After courting for six long years, the $440-billion Wal-Mart Stores Inc and India’s Bharti Enterprises Ltd on Wednesday decided to part ways.
The agreement is subjective to finalisation of definitive agreements and receipt of requisite regulatory approvals, both firms said in a joint statement. Financial details of the transaction weren’t disclosed.
As per the separation agreement, the Bentonville, Arkansas-based Wal-Mart will acquire 20 Best Price Modern Wholesale cash-and-carry stores, run as part of the joint venture. It will continue to operate its supply chain operations in India. “We will continue to advocate for investment conditions that allow (foreign) brand retail in India,” said Scott Price, President & CE), Wal-Mart Asia.
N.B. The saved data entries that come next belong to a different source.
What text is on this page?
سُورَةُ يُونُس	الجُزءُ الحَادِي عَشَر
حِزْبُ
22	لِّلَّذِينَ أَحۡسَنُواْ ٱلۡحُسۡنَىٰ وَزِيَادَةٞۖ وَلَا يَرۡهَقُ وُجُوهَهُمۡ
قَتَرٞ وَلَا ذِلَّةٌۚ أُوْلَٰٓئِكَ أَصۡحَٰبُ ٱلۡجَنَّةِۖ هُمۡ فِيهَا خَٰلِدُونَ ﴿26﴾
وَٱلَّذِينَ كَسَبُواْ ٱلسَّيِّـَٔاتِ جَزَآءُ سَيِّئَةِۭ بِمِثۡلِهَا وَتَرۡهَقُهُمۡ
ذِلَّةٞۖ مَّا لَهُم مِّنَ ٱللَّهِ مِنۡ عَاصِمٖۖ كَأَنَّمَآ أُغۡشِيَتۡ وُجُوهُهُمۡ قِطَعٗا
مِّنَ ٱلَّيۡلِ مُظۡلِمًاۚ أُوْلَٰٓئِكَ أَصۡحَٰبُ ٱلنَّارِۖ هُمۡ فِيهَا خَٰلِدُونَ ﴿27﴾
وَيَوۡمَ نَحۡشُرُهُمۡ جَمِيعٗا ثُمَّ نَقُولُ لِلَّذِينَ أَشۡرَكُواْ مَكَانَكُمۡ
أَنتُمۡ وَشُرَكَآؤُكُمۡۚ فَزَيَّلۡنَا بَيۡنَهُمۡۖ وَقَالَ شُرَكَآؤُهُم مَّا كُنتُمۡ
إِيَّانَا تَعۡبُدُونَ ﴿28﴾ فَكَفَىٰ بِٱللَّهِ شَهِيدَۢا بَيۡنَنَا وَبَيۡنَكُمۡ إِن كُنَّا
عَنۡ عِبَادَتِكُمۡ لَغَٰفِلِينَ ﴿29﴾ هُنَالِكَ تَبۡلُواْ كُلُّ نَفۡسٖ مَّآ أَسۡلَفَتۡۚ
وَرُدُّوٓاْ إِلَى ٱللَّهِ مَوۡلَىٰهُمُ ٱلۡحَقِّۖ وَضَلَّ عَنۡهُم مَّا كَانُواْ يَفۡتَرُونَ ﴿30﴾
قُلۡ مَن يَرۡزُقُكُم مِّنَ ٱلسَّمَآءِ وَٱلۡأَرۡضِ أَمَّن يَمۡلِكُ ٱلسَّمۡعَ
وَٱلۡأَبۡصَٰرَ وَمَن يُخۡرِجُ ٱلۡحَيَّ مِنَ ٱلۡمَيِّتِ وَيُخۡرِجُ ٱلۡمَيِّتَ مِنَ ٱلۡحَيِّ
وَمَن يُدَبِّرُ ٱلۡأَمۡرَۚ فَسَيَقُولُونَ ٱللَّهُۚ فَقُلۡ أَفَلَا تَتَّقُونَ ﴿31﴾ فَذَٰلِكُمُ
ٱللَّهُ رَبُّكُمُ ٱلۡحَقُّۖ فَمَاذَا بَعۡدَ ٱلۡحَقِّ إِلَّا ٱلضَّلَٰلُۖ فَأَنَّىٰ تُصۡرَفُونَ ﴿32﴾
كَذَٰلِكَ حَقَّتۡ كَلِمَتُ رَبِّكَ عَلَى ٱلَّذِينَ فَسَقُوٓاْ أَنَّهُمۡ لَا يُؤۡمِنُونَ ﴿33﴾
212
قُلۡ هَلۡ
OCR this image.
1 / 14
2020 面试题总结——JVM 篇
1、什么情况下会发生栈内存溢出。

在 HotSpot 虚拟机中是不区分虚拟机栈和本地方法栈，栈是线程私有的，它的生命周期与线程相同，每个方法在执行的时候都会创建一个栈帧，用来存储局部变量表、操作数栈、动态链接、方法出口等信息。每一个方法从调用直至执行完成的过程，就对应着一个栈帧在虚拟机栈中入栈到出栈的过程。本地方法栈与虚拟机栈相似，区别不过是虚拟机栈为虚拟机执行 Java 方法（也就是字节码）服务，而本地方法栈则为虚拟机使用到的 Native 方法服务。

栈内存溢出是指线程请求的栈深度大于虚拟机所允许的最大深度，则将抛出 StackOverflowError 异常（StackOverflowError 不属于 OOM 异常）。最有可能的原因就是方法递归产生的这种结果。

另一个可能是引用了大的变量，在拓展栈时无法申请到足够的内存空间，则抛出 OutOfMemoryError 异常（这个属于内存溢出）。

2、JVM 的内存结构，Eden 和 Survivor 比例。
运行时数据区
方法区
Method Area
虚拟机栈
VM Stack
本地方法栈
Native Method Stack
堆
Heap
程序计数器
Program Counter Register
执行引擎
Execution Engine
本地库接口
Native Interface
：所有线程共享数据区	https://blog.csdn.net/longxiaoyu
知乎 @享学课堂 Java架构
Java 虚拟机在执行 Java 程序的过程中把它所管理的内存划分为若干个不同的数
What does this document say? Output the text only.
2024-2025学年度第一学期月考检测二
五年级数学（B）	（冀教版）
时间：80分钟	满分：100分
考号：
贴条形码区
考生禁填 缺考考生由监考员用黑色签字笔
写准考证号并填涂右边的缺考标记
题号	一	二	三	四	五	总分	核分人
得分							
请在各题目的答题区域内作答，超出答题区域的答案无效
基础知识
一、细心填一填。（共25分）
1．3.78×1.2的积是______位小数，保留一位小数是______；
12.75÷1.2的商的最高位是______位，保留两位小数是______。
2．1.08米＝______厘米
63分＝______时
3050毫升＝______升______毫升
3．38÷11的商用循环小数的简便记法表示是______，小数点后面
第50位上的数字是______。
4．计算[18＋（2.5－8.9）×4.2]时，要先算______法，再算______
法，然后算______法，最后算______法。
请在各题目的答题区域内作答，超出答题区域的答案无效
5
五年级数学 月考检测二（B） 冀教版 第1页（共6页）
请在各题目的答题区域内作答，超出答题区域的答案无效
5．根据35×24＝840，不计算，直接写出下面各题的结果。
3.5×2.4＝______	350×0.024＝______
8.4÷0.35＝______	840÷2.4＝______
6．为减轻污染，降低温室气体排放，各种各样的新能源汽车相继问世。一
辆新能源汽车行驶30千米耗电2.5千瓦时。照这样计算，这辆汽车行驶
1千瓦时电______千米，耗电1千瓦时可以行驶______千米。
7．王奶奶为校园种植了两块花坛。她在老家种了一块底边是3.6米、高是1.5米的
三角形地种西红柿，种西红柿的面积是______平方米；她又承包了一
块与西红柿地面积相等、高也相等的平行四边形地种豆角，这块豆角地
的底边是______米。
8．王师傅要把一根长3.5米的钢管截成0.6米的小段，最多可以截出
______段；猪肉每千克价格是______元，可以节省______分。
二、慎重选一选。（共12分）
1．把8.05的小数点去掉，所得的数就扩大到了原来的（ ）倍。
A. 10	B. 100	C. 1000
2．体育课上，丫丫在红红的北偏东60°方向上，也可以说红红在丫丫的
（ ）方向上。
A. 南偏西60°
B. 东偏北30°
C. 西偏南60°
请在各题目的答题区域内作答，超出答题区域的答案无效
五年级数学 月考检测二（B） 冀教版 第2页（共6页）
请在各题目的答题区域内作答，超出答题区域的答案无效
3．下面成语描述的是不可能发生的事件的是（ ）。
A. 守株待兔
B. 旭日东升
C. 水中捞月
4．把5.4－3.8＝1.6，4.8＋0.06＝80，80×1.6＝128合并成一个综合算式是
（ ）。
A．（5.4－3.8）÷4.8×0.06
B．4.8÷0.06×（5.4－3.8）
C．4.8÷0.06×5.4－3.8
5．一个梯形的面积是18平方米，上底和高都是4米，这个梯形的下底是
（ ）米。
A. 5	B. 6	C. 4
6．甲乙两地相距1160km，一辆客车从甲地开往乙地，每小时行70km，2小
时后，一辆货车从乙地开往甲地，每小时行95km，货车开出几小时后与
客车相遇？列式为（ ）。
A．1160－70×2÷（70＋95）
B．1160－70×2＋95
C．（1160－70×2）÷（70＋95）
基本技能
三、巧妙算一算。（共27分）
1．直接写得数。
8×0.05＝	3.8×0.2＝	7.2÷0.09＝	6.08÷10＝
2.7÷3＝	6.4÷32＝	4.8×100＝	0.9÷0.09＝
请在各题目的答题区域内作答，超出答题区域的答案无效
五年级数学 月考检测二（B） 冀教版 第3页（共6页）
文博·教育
Bharti will buyback Wal-Mart’s investment in a holding company that runs Easyday chain of 212 convenience stores and supermarkets. Now, if Wal-Mart decides to set up its own retail stores in India, it will need another local partner to own 49% as per FDI norms that were eased last year.
Meanwhile,both firms have also decided to settle the controversial issue of Walmart’s $100 million investment made in Bharti-owned Cedar Support Services. This was under the scanner of the Enforcement Directorate for alleged violations of FEMA.
Bharti will now acquire the convertible debentures held by Walmart in Cedar, as Wal-Mart couldn’t obtain a year extension to convert the debentures into 49% equity beyond Sept 30, 2013 deadline.
No plan to relax 30% local sourcing norm: DIPP
Meanwhile, rejecting the demand of global retailers like Walmart, the government today said there is no plan to relax the mandatory 30 per cent local sourcing norms for foreign players in the multi-brand retail sector.
“FDI policy cannot be company specific. We have put in place an enabling regime for multi-brand retail sector. We have no plans to relax the 30 per cent local sourcing norms,” Secretary in the Department of Industrial Policy and Promotion Saurabh Chandra said.